Deutsche Sangeslust trug die Lieder der Wittenberger Nachtigall
weiter, und die Reformation hat sich vielfach durch die Lieder
in das Herz des Volkes gesungen. Bald fehlten auch die Glaubenszeugen
nicht, und das Blut her Märtyrer wurde wieder der Same der
Kirche.
Die deutschen Städte waren es zuerst, die dem neuen Geiste die Tore öffneten - das Land ist erst später langsam nachgefolgt. In den Städten, dem Mittelpunkt deutscher Kultur und fortschreitender Bildung, hatte man den Druck der alten Zustände am härtesten empfunden. Gerade hier wurde am meisten über die Ausbeutung durch die Kirche, über die Verkommenheit des Klerus und der Mönche geklagt. Seit langen Jahren hatte man mit dem verderblichen Treiben der Bettelmönche, die sich überall einschlichen und zur Stadtplage wurden, auch den krassesten Aberglauben förderten, zu kämpfen und einen Streit nach dem andern mit der Geistlichkeit und den Bischöfen wegen des Mißbrauchs der geistlichen Gerichtsbarkeit geführt. Trotz aller Kirchlichkeit war doch ein sich immer noch steigernder Gegensatz zu der Kirche vorhanden. Verschärft wurde dieser Gegensatz durch die Rückständigkeit der Kirche auf ethischem Gebiete, die in der Verkehrung des Evangeliums wurzelte. Das städtische Leben stand mit den Lehren und Anschauungen der Kirche im Widerspruch.
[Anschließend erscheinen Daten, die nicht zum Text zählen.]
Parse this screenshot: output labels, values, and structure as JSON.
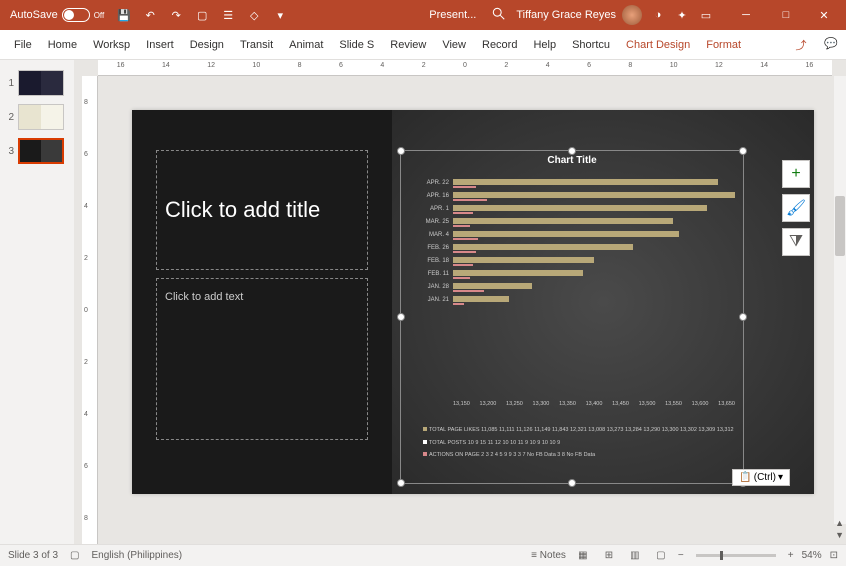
{
  "titlebar": {
    "autosave_label": "AutoSave",
    "autosave_state": "Off",
    "doc_title": "Present...",
    "user_name": "Tiffany Grace Reyes"
  },
  "ribbon_tabs": [
    "File",
    "Home",
    "Worksp",
    "Insert",
    "Design",
    "Transit",
    "Animat",
    "Slide S",
    "Review",
    "View",
    "Record",
    "Help",
    "Shortcu"
  ],
  "contextual_tabs": [
    "Chart Design",
    "Format"
  ],
  "thumbnails": [
    {
      "num": "1",
      "style": "dark"
    },
    {
      "num": "2",
      "style": "light"
    },
    {
      "num": "3",
      "style": "split",
      "selected": true
    }
  ],
  "slide": {
    "title_placeholder": "Click to add title",
    "text_placeholder": "Click to add text"
  },
  "chart": {
    "title": "Chart Title",
    "type": "bar-horizontal",
    "bar_color": "#b8a878",
    "accent_color": "#d8888a",
    "bg_gradient": [
      "#4a4a4a",
      "#2a2a2a"
    ],
    "text_color": "#cccccc",
    "categories": [
      "APR. 22",
      "APR. 16",
      "APR. 1",
      "MAR. 25",
      "MAR. 4",
      "FEB. 26",
      "FEB. 18",
      "FEB. 11",
      "JAN. 28",
      "JAN. 21"
    ],
    "values": [
      13620,
      13650,
      13600,
      13540,
      13550,
      13470,
      13400,
      13380,
      13290,
      13250
    ],
    "accent_values": [
      40,
      60,
      35,
      30,
      45,
      40,
      35,
      30,
      55,
      20
    ],
    "x_ticks": [
      "13,150",
      "13,200",
      "13,250",
      "13,300",
      "13,350",
      "13,400",
      "13,450",
      "13,500",
      "13,550",
      "13,600",
      "13,650"
    ],
    "x_min": 13150,
    "x_max": 13650,
    "legend": [
      {
        "color": "#b8a878",
        "text": "TOTAL PAGE LIKES 11,085 11,111 11,126 11,149 11,843 12,321 13,008 13,273 13,284 13,290 13,300 13,302 13,309 13,312"
      },
      {
        "color": "#ffffff",
        "text": "TOTAL POSTS 10 9 15 11 12 10 10 11 9 10 9 10 10 9"
      },
      {
        "color": "#d8888a",
        "text": "ACTIONS ON PAGE 2 3 2 4 5 9 9 3 3 7 No FB Data 3 8 No FB Data"
      }
    ]
  },
  "ruler_h": [
    "16",
    "14",
    "12",
    "10",
    "8",
    "6",
    "4",
    "2",
    "0",
    "2",
    "4",
    "6",
    "8",
    "10",
    "12",
    "14",
    "16"
  ],
  "ruler_v": [
    "8",
    "6",
    "4",
    "2",
    "0",
    "2",
    "4",
    "6",
    "8"
  ],
  "paste_btn": "(Ctrl)",
  "statusbar": {
    "slide_of": "Slide 3 of 3",
    "language": "English (Philippines)",
    "notes": "Notes",
    "zoom": "54%"
  },
  "colors": {
    "accent": "#b7472a",
    "bg": "#f3f2f1",
    "slide_left_bg": "#1a1a1a"
  }
}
Zinsnehmen galt ihr als Sünde und wie sollte sich ohne Zins der Handel entwickeln? Wenn das Ideal des sittlichen Lebens das Mönchtum war, so konnte ein Bürger, ein Kaufmann und Handwerker nur mit schlechtem Gewissen seinem Berufe obliegen. Wie mußte hier die lutherische Anschauung, welche jede ehrliche Arbeit, jede treue Berufserfüllung als Gottesdienst wertet, befreiend wirken!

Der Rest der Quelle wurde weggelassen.